De l’autre côté poursuit la veine germano-turque esquissée dans le précédent film de Fatih Akin, Head-on. L’originalité transversale du projet déplace les trajectoires européennes et pourtant, au bout du compte, le film se noie dans un vague sentiment transfrontalier un peu commode.

En Allemagne, une prostituée et un retraité turcs se marient, tandis que le fils du retraité, un professeur de littérature allemande d’origine turque, part sur les traces d’une activiste politique stambouliote amoureuse d’une étudiante de Brême. Le sujet et la présence d’Hanna Schygulla peuvent rappeler Fassbinder mais la comparaison s’en tient là : la dimension politique confuse et consensuelle (embrassade finale de la fille turque et de la mère allemande) demeure très secondaire par rapport au trajet sentimental de personnages sur-affectés.

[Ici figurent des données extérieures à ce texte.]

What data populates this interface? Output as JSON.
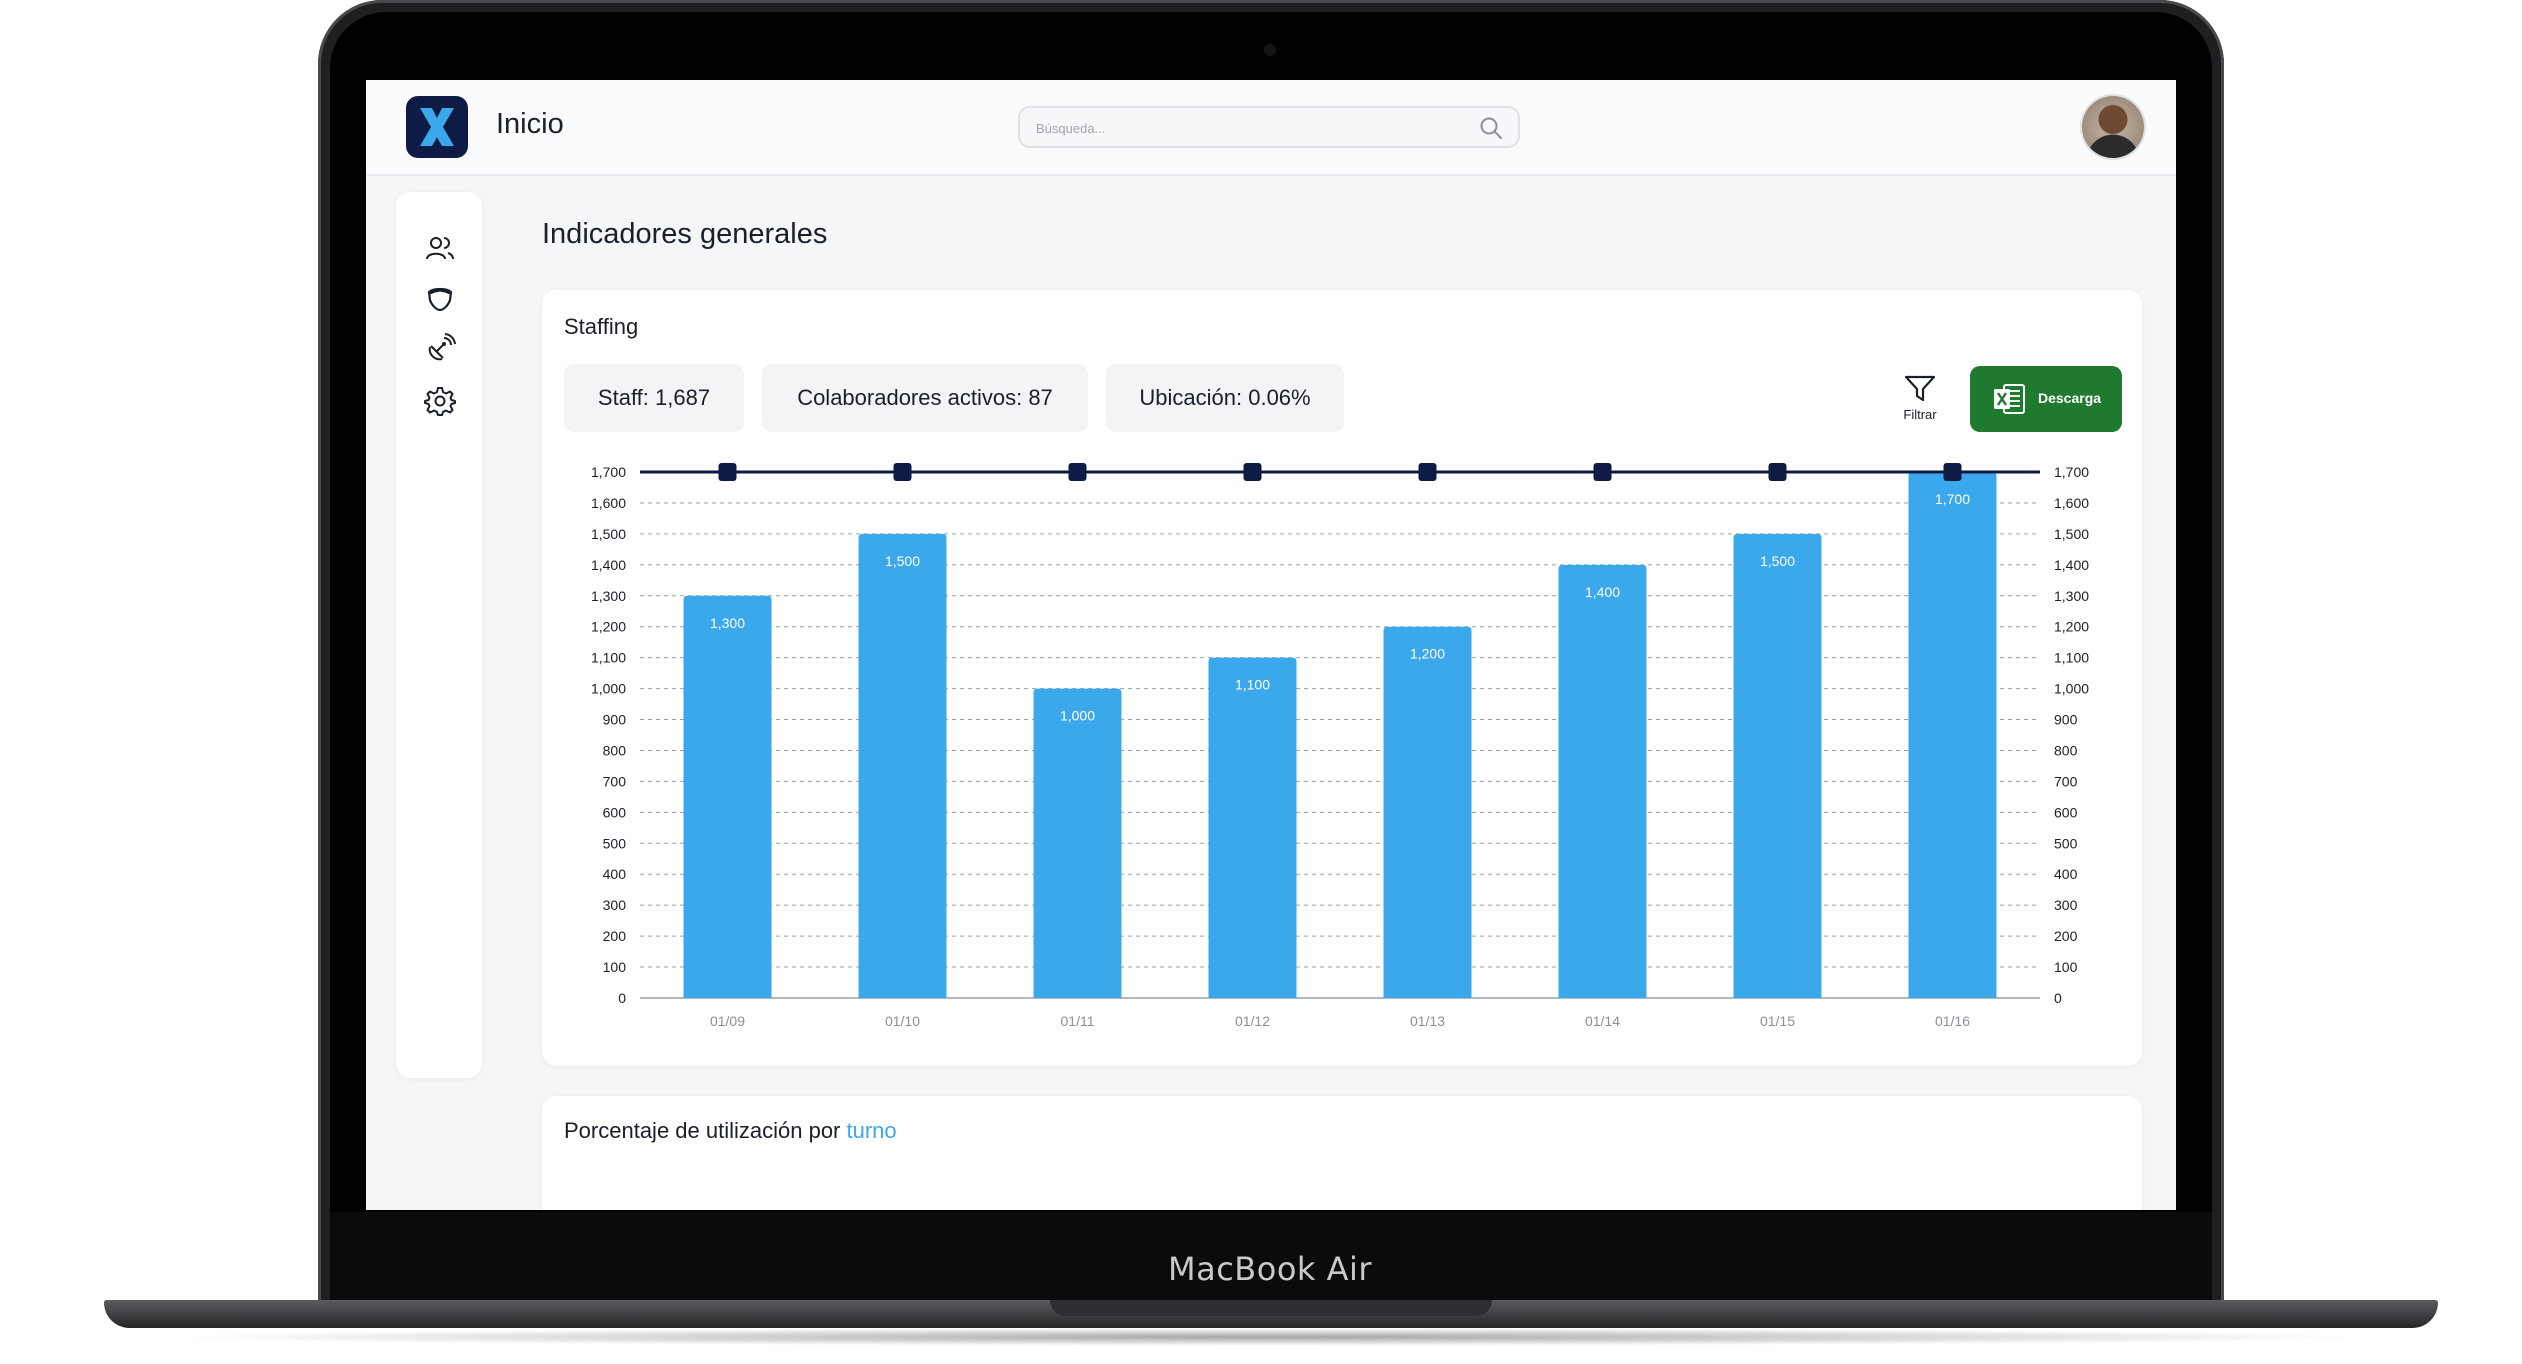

Le scénario choral prend des chemins inutilement compliqués accumulant coïncidences et recoupements ultra-signifiants. Les personnages se croisent sans se voir et passent fatalement à côté de ce qu’ils cherchent. Le film souligne lourdement les rendez-vous manqués par les recadrages sur la place vide et les dédoublements de scènes à distance, filmées d’un point de vue puis d’un autre. Cette petite musique de la vie et de ses ratés n’arrive pas à dépasser le stade de la recette scénaristique.

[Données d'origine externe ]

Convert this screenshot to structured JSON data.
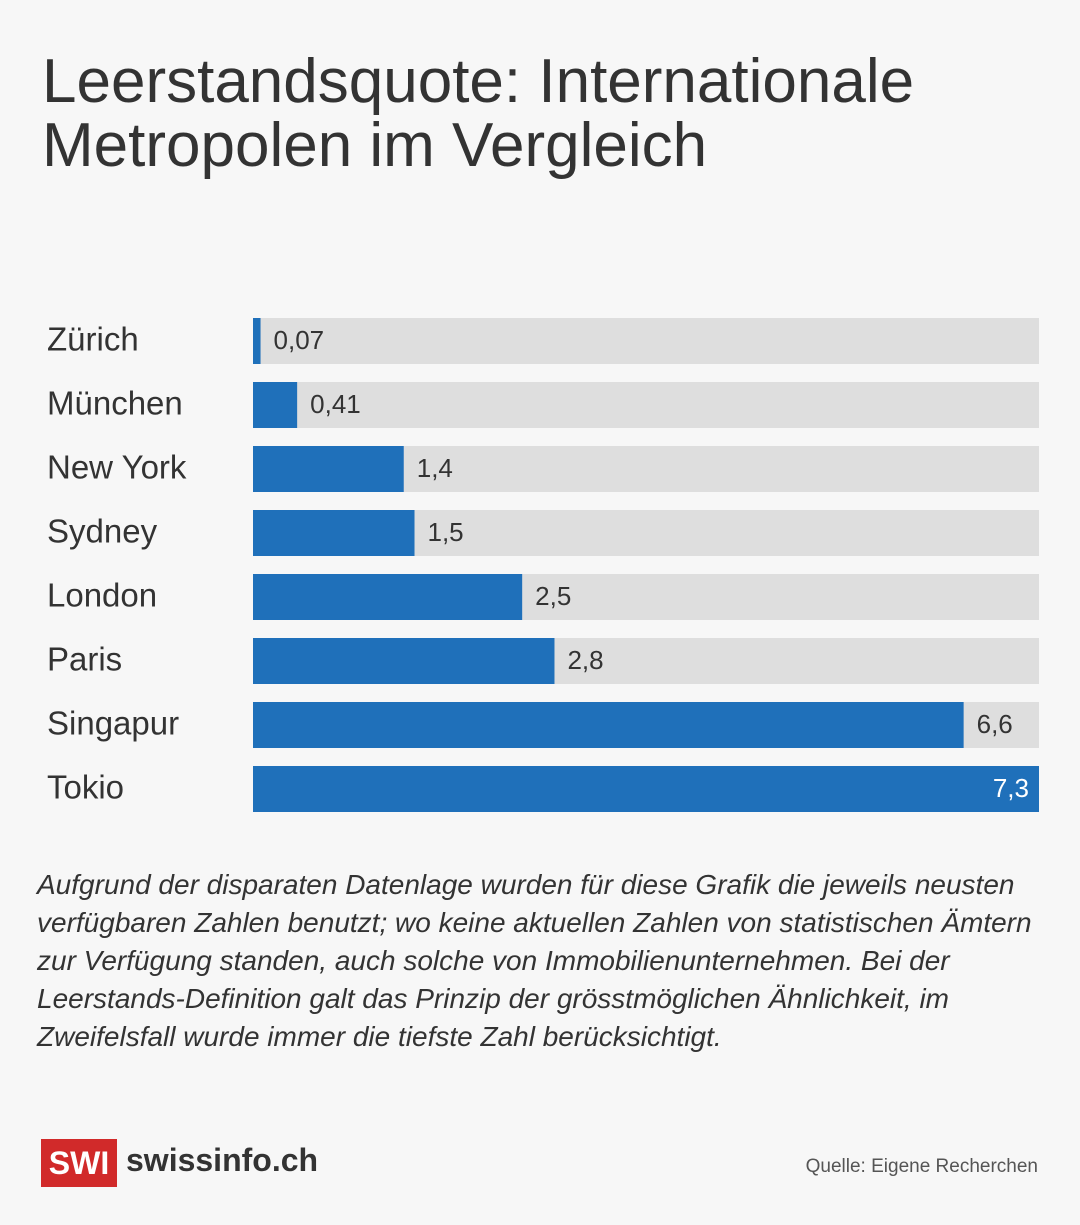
{
  "chart_data": {
    "type": "bar",
    "orientation": "horizontal",
    "title": "Leerstandsquote: Internationale Metropolen im Vergleich",
    "categories": [
      "Zürich",
      "München",
      "New York",
      "Sydney",
      "London",
      "Paris",
      "Singapur",
      "Tokio"
    ],
    "values": [
      0.07,
      0.41,
      1.4,
      1.5,
      2.5,
      2.8,
      6.6,
      7.3
    ],
    "value_labels": [
      "0,07",
      "0,41",
      "1,4",
      "1,5",
      "2,5",
      "2,8",
      "6,6",
      "7,3"
    ],
    "color": "#1f70ba",
    "xlim": [
      0,
      7.3
    ],
    "note": "Aufgrund der disparaten Datenlage wurden für diese Grafik die jeweils neusten verfügbaren Zahlen benutzt; wo keine aktuellen Zahlen von statistischen Ämtern zur Verfügung standen, auch solche von Immobilienunternehmen. Bei der Leerstands-Definition galt das Prinzip der grösstmöglichen Ähnlichkeit, im Zweifelsfall wurde immer die tiefste Zahl berücksichtigt.",
    "logo": "SWI",
    "brand": "swissinfo.ch",
    "source": "Quelle: Eigene Recherchen"
  }
}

On sent pourtant le réel plaisir du réalisateur à filmer la Turquie, ses grands espaces et ses longues routes, ou bien les ruelles en pente d’Istanbul. Les plans d’ensemble font penser à Nuri Bilge Ceylan et la photogénie du pays amène une réelle étrangeté allant parfois jusqu’à la désorientation géographique. Mais l’ouverture n’est que paysagère et De l’autre côté s’enferme dans un vouloir dire pesant. C’est sans aucun doute à une Hanna Schygulla brillamment évaporée que le film doit ses meilleurs moments. Perdue dans son rôle de mère éplorée, extrêmement ralentie et tâtonnante, elle seule paraît étrangère dans cette histoire d’exil trop balisée.